Summer is tricky at the best of times. We’re emerging from COVID still –there are new variants doing the rounds, weather is unpredictable (melting one minute, seeking out jumpers and coats the next). The queues! Airports, seaports, motorways – trying to reach a destination anywhere can very quickly turn into a reason NOT to travel. Social media is saturated with pictures of friends and family on their hols, which can generate a Fear Of Missing Out (FOMO). And then of course, there is living with a brain tumour diagnosis.

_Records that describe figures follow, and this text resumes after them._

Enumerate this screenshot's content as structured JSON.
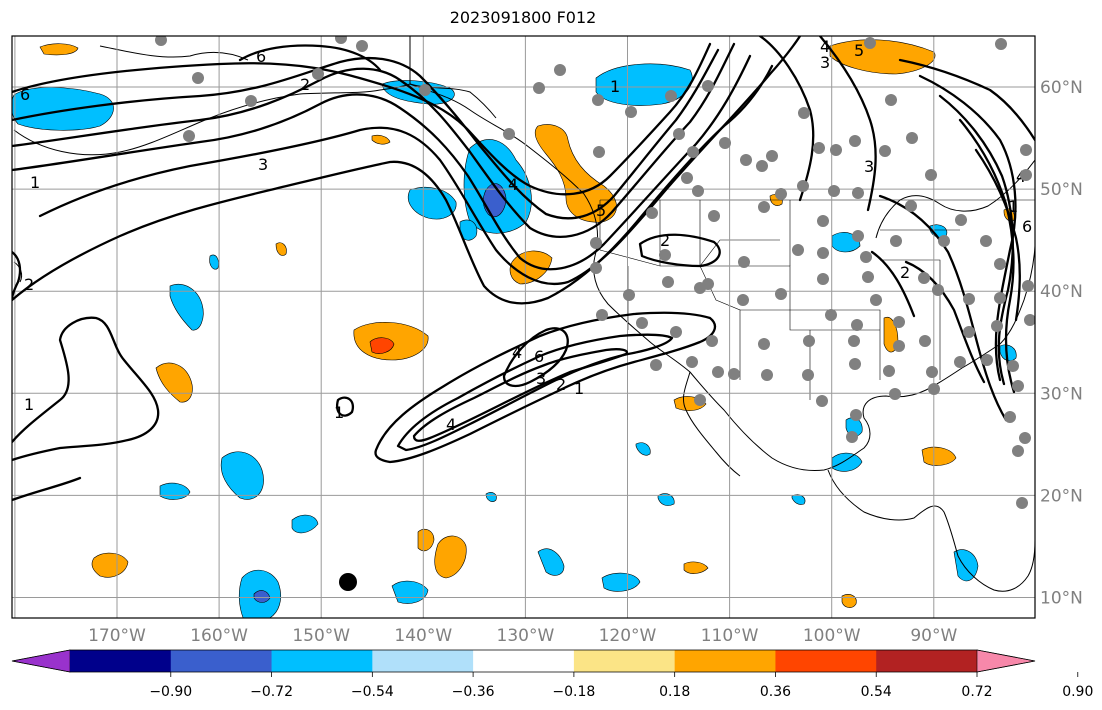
{
  "title": "2023091800 F012",
  "lon_labels": [
    {
      "lon": -170,
      "text": "170°W"
    },
    {
      "lon": -160,
      "text": "160°W"
    },
    {
      "lon": -150,
      "text": "150°W"
    },
    {
      "lon": -140,
      "text": "140°W"
    },
    {
      "lon": -130,
      "text": "130°W"
    },
    {
      "lon": -120,
      "text": "120°W"
    },
    {
      "lon": -110,
      "text": "110°W"
    },
    {
      "lon": -100,
      "text": "100°W"
    },
    {
      "lon": -90,
      "text": "90°W"
    }
  ],
  "lat_labels": [
    {
      "lat": 60,
      "text": "60°N"
    },
    {
      "lat": 50,
      "text": "50°N"
    },
    {
      "lat": 40,
      "text": "40°N"
    },
    {
      "lat": 30,
      "text": "30°N"
    },
    {
      "lat": 20,
      "text": "20°N"
    },
    {
      "lat": 10,
      "text": "10°N"
    }
  ],
  "colorbar": {
    "colors": [
      "#9932cc",
      "#00008b",
      "#3a5fcd",
      "#00bfff",
      "#b0e0fa",
      "#ffffff",
      "#fbe486",
      "#ffa500",
      "#ff4500",
      "#b22222",
      "#f788aa"
    ],
    "ticks": [
      "−0.90",
      "−0.72",
      "−0.54",
      "−0.36",
      "−0.18",
      "0.18",
      "0.36",
      "0.54",
      "0.72",
      "0.90"
    ]
  },
  "contour_labels": [
    "6",
    "6",
    "5",
    "4",
    "3",
    "3",
    "2",
    "2",
    "1",
    "1",
    "1",
    "6",
    "5",
    "4",
    "4",
    "3",
    "2",
    "1",
    "4",
    "6",
    "1",
    "2",
    "3",
    "4",
    "1",
    "2"
  ],
  "colors": {
    "grid": "#9a9a9a",
    "station": "#808080",
    "positive": "#ffa500",
    "negative": "#00bfff"
  }
}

Whether you are a patient or a caregiver, this adds a whole different layer of complexity, which includes uncertainty (and at a basic level – travel insurance). It can mean that you’ve made decision to scale back plans, or not to go away at all. And this, in turn, can engender a range of feelings which don’t settle well. It can make you feel resentful, angry with yourself for letting the diagnosis to define what you do, and guilty for letting others down.
So what to do?
Firstly, we need to acknowledge that this summer it is a bigger step. The pandemic took away so many of the triggers, removing free will, so we may have felt ‘lockdown relief’. Imposed restrictions brought a slower pace, a sense of calm, of being given time. These feelings were legitimised. And so we became used to living in a smaller world.
Now though, expectations have shifted. We are expected to be more social, to take holidays, we find ourselves reigniting social rhythms and routines. There is pressure to make up for the time we have lost to COVID-19. Even people who aren’t living with a brain tumour diagnosis are feeling apprehensive about activities which were previously comfortable and second nature.
How do you deal with the negative chatter that can undermine your summer and ability to enjoy yourself, even if your decision is to sit it out in your back garden? You need to understand the unhelpful patterns of thought, feeling and behaviour. Remember – we don’t have to believe everything we think. When we are anxious, our rational thought disappears.
So our anxiety/anger/guilt – whatever the negative feeling – takes over and catastrophises and magnifies the negative thoughts that we have. Just acknowledging this helps – telling ourselves that these thoughts are irrational is a good start. It allows us to question and manage these thoughts rather than accepting them as fact.
But it isn’t enough. We also need to tap into some of the relaxation techniques that we’ve learnt to develop. Using these techniques calms the automatic but unnecessary feelings that we experience; our negative chatter is being calmed by our rational brain, rather than the other way around. If these are new to you then have a look at our webinar programme – we have some super events focused on reducing anxiety and managing the physical symptoms. You can also find out more about mindfulness and acceptance here.
Whatever you do – set some goals for YOUR summer. And dance in the moment.